Re: [GZG] FTverse colinies
From: "Robert Mayberry" <robert.mayberry@g...>
Date: Sun, 11 May 2008 22:15:54 -0400
Subject: Re: [GZG] FTverse colinies
This is an interesting question; I'd mention I read a short story
decades ago where a militaristic Earth was destroying a peaceful and
far more advanced Denebian civilization, and so they trained ONE
soldier. Of course, denebians could transfer knowledge and life
experience in minutes and reproduced full-grown adults daily, so
special situation. :)
> But the most critical piece of information for an insurgency is a
> question of PSB. You have to determine how (relatively) easy or
> difficult it is to smuggle off-planet weapons, ammunition, advisors,
> etc. onto the planet. You can't just load a mule train or a truck and
> take off through the back roads to smuggle onto a planet. This will
> make or break an insurgency. I tend to believe that orbital reentry
> would be pretty spectacular, and that the invading force SHOULD be
> patrolling the skies pretty extensively.

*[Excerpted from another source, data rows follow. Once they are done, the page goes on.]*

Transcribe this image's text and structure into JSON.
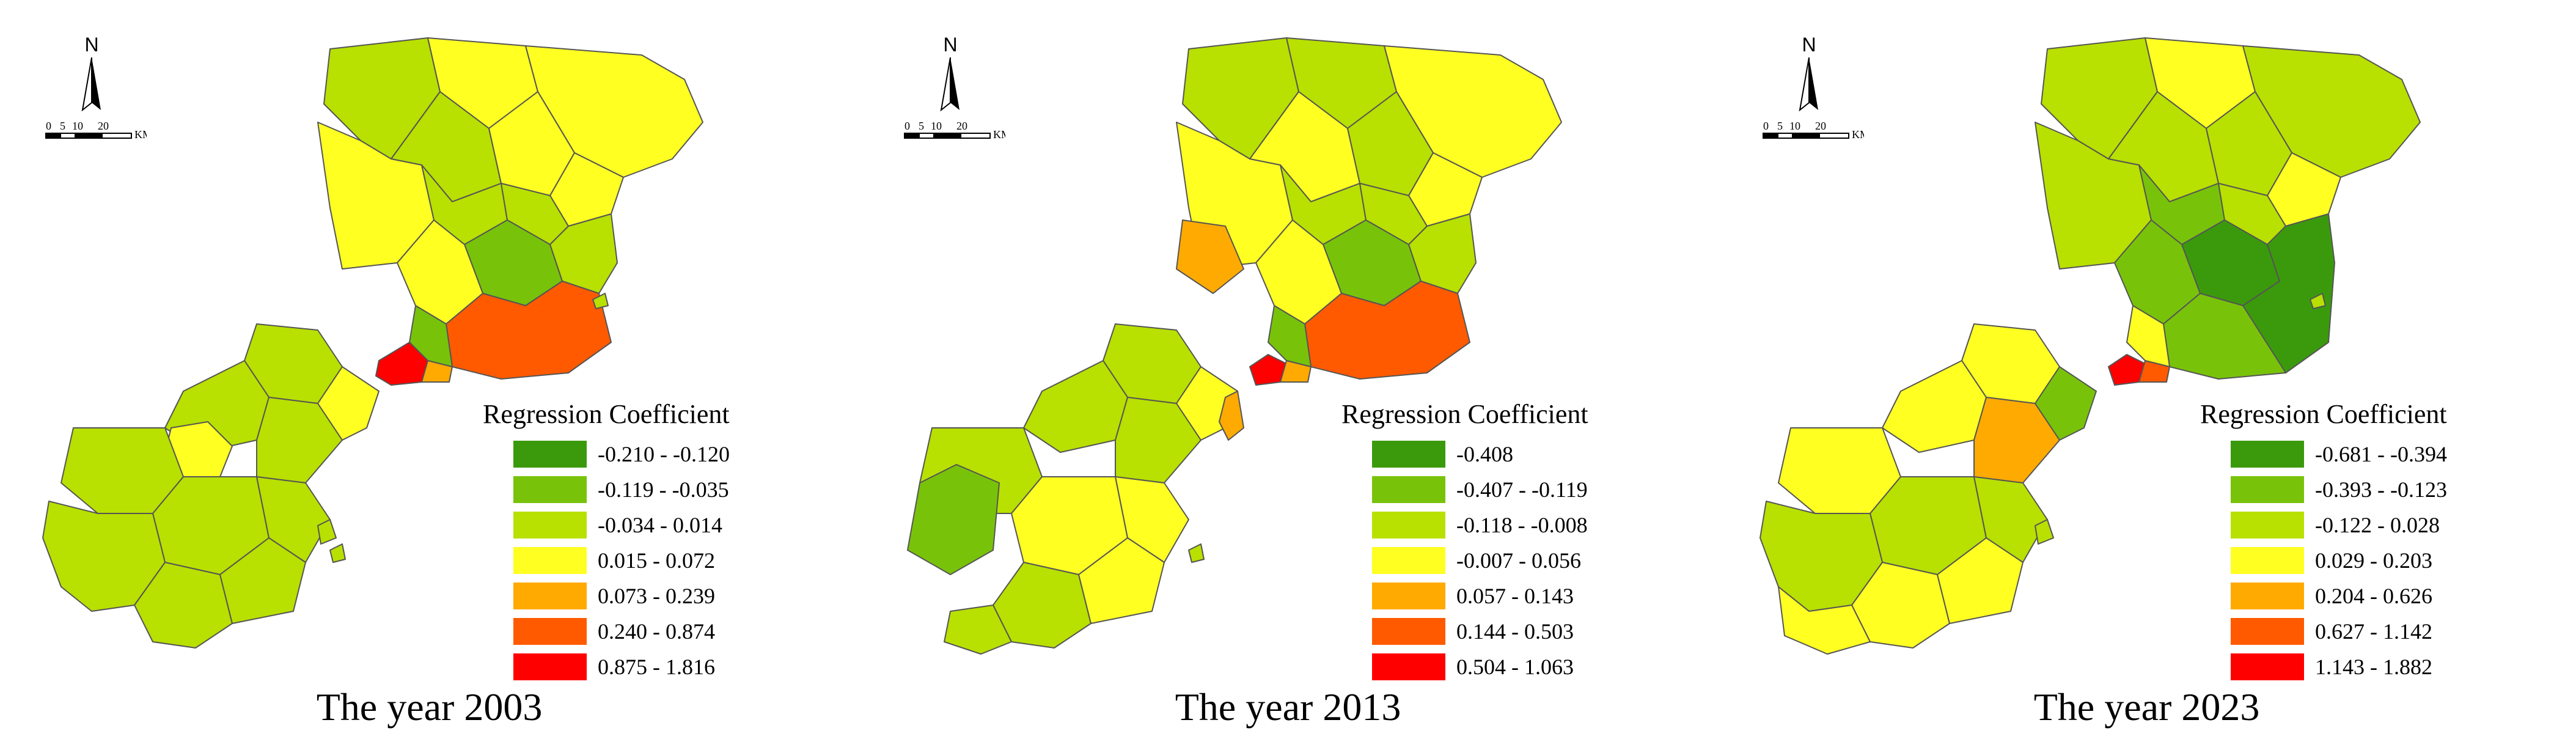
{
  "compass": {
    "north_label": "N",
    "scale_ticks": [
      "0",
      "5",
      "10",
      "20"
    ],
    "scale_unit": "KM"
  },
  "legend_title": "Regression Coefficient",
  "palette": [
    "#3a9a0c",
    "#78c30a",
    "#b8e000",
    "#ffff22",
    "#ffaa00",
    "#ff5a00",
    "#ff0000"
  ],
  "panels": [
    {
      "caption": "The year 2003",
      "legend": [
        {
          "range": "-0.210 - -0.120"
        },
        {
          "range": "-0.119 - -0.035"
        },
        {
          "range": "-0.034 - 0.014"
        },
        {
          "range": "0.015 - 0.072"
        },
        {
          "range": "0.073 - 0.239"
        },
        {
          "range": "0.240 - 0.874"
        },
        {
          "range": "0.875 - 1.816"
        }
      ]
    },
    {
      "caption": "The year 2013",
      "legend": [
        {
          "range": "-0.408"
        },
        {
          "range": "-0.407 - -0.119"
        },
        {
          "range": "-0.118 - -0.008"
        },
        {
          "range": "-0.007 - 0.056"
        },
        {
          "range": "0.057 - 0.143"
        },
        {
          "range": "0.144 - 0.503"
        },
        {
          "range": "0.504 - 1.063"
        }
      ]
    },
    {
      "caption": "The year 2023",
      "legend": [
        {
          "range": "-0.681 - -0.394"
        },
        {
          "range": "-0.393 - -0.123"
        },
        {
          "range": "-0.122 - 0.028"
        },
        {
          "range": "0.029 - 0.203"
        },
        {
          "range": "0.204 - 0.626"
        },
        {
          "range": "0.627 - 1.142"
        },
        {
          "range": "1.143 - 1.882"
        }
      ]
    }
  ]
}
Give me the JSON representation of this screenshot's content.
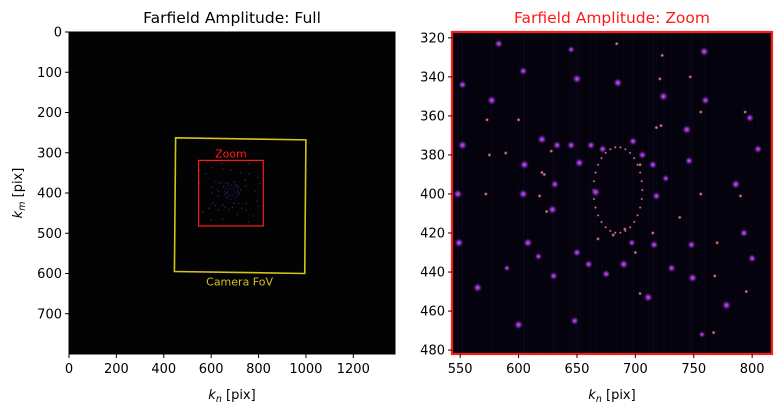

This is a VERY interesting question from a scenario point of view. One
possibility is an ultra low albedo cargo pod launched at high velocity
from the outskirts of a system, then left to free-fall (with some kind
of ablative re-entry shield) and release its cargo. I'd imagine that
the launching ship would accelerate to the appropriate vector, and
then use FTL drive to actually travel to the target system. You'd only
be detectable from your FTL drive usage (and maybe some final
maneuvers with your grav drive, though you could maybe use a railgun
to adjust for error in your position and avoid having any drive usage
at all), and the cargo pod itself (which would be stealthy and more or
less inert).
You could use the same technique to scout out a system. Accelerate to
some insane velocity in your home system, then use FTL drive to go to
the target system, emerge well outside detection range and free-fall
through it.
> Yeah, but how much of that high tech stuff can be maintained,
> repaired, or replaced? The occupying power is going to put the (very
> limited number) of manufacturing facilities on lock-down. If your
> background includes home nanotech forges that can produce anything the
> size of an automobile or smaller in every toolshed, and a fusion plant
> on every farmstead, that's one thing. But I've digressed from the
> initial point.
I personally think that much of the industrial wealth of a system can
be found in its asteroids and low-gravity moons, but that's a matter
of taste, I suppose. I'm still working on my cost model for
interstellar transport, so there might be either a range of answers or
a few major categories of answers coming in. Or a blank-eyed shrug of
the shoulders. Stay tuned. Thanks to the several people who brought up
comparative advantage-- I'd thought of that but was looking for a way
to get a sanity check. I didn't realize that the MUcr values had been
disavowed, though. :)
Either way, the main reasons to capture interstellar colonies won't be
economic IMO. As John points out, the populations are so small that
most of any given colony world's resources are totally untapped. So
taking a new world gives you (extremely unhappy) new people, and
raises your transportation costs, but I'm not sure that your
production would actually go up that much. War for
political/cultural/religious reasons, of course, is unchanged. Maybe
even increased; if most of the fighting is on low-population worlds
away from your infrastructure, then where's the existential threat to
drive a peace deal? It would explain how the three Solar Wars dragged
on as long as they did if the fighting was well-removed from the
population and production infrastructure.